There is no single unique calculation of total greenhouse gases emitted. One has to specify a particular boundary for the calculation; and the boundary one chooses, affects the answer. As your sources show: with one boundary, Australia will have the highest per-capita emissions; with another, it will not.
In particular there are three dimensions to the boundary that each make a big difference: the what, the where, and the when of emissions.
What: The first is which emissions one includes: just CO2, or the Kyoto basket, or all significant greenhouse gases. And how thorough one is in measuring emissions from land use, land use-changes and forestry (LULUCF), and of fugitive emissions from extraction, transmission and distribution systems, and flaring
Where: Whether one attributes fossil fuels emissions at the point of extraction (rare, but not unprecedented), or the point of combustion.
When: What time horizon one selects: and that's because the ratio of greenhouse gases, and in particular the ratio of methane to CO2, varies between countries; and the global warming potential of methane, relative to CO2, varies significantly, depending on whether one uses a 20-year horizon (56:1), 100 years (20:1), 500 years (6.5:1), or whatever.

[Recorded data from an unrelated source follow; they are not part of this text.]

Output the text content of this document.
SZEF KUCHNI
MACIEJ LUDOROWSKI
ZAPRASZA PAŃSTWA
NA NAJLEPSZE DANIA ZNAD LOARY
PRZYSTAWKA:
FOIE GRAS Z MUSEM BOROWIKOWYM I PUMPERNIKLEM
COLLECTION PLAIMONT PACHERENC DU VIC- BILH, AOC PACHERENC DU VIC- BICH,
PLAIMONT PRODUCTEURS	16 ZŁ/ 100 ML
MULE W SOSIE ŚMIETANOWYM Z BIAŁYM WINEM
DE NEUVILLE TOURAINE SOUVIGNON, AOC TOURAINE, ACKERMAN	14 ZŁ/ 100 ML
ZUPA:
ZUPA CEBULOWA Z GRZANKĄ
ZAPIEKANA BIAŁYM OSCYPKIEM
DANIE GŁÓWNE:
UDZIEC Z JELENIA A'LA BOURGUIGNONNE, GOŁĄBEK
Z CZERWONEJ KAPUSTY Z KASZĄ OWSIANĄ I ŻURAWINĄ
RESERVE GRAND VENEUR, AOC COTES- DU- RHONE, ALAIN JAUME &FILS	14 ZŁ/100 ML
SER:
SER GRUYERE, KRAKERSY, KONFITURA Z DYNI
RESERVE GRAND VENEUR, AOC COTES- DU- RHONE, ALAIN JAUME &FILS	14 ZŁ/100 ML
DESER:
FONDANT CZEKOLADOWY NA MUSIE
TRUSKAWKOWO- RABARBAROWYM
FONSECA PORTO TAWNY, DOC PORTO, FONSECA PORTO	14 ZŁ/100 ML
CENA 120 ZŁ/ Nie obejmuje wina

Australia, as your own references indicate, is one of the highest per-capita emitters in the world. It's a major coal miner, so has high fugitive methane emissions. Given those relatively high methane emissions, there are at least three ways that changing the system boundary would also increase Australia's calculated per-capita greenhouse=gas emissions, and thus potentially push it up the rankings:
- counting methane as well as CO2, particularly if we include fugitive methane emissions from coal mining.
- attributing by extraction rather than combustion;
- using a shorter time horizon (NB this only works if methane is included in the calculation.)